The report will become final in 45 days unless Congress rejects it in full. In previous rounds, lawmakers never have rejected reports, meaning communities probably have little hope of a reprieve for their bases.

The president had said that for the process to be “nonpolitical” the commission’s decision would have to stand. He received the report last Friday from the nine-member Defense Base Closure and Realignment Commission (BRAC).

Mr. Bush’s submission of the report comes as his administration and Congress are preoccupied with aiding the hurricane-ravaged Gulf Coast and addressing other priorities. A Republican-led effort in the Senate to derail the base-closing process has fizzled.

The commission said its recommendations would mean annual savings of $4.2 billion, compared with $5.4 billion under the plan it received in May from Defense Secretary Donald H. Rumsfeld.
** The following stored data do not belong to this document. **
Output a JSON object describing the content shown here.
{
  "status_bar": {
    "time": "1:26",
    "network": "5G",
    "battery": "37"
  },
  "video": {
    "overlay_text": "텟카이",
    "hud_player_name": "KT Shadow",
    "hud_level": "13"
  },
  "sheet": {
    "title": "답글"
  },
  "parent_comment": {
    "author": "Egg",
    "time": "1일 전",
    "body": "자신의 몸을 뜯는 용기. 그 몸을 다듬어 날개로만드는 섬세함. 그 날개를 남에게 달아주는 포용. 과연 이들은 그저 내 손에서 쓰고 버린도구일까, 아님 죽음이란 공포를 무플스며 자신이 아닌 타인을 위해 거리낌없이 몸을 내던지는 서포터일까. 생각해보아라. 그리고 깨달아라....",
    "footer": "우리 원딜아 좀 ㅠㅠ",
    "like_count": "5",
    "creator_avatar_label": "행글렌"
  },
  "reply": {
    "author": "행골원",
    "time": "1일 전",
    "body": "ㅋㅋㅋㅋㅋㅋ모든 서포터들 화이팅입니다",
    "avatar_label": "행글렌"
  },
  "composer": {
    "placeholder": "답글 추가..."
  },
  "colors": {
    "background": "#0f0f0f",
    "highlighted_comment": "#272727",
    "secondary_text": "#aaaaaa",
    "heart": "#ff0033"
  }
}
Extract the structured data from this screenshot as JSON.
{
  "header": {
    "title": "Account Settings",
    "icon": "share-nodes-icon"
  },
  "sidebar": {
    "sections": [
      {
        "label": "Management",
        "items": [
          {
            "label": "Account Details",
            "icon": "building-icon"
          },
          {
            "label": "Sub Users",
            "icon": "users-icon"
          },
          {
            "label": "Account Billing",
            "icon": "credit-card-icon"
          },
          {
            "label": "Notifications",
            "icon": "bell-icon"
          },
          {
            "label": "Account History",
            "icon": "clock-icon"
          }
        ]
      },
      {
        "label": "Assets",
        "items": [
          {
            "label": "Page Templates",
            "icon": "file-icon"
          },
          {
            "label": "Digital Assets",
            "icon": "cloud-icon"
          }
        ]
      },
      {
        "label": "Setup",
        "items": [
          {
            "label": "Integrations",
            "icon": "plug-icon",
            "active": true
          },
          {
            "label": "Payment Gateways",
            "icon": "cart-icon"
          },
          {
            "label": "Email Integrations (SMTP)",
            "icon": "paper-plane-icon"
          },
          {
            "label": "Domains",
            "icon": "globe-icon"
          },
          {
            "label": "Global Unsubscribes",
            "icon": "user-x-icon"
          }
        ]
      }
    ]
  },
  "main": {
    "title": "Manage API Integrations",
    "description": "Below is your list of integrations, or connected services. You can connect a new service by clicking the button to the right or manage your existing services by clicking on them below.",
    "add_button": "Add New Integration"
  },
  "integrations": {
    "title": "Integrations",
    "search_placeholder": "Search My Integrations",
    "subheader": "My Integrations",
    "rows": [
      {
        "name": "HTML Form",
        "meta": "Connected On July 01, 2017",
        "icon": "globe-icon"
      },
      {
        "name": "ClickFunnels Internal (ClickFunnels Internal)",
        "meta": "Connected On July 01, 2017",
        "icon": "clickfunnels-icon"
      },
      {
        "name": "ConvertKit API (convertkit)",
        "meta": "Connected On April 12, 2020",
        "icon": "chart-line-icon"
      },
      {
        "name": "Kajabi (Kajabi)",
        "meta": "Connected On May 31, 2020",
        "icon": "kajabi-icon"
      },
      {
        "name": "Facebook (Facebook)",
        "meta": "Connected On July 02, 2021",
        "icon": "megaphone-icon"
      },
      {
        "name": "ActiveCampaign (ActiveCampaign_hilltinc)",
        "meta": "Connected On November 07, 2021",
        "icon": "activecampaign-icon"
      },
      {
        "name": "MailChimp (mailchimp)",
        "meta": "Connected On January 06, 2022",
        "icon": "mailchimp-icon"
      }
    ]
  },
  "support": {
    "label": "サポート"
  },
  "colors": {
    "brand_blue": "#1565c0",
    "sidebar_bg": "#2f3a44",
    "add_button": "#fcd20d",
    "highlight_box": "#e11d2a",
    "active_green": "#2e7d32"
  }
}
Mr. Rumsfeld had recommended closing 33 major bases and realigning 29.

The commission largely endorsed Mr. Rumsfeld’s vision to restructure the domestic network of military bases to save billions of dollars in the next two decades and streamline the Army, Navy and Air Force.

But commissioners did recommend keeping open several major bases against the Pentagon’s wishes, including a shipyard in Kittery, Maine; a submarine base in Groton, Conn.; and Air Force bases in South Dakota and New Mexico.

The commission denied politics played a role in any decisions, even as it voted to keep open bases in the home states of Sen. John Thune, South Dakota Republican, and other senators leading the opposition. That all but eliminated the possibility of congressional intervention.

In the House, the vast majority of members overwhelmingly support this round of closures and consolidations, which are the first in a decade.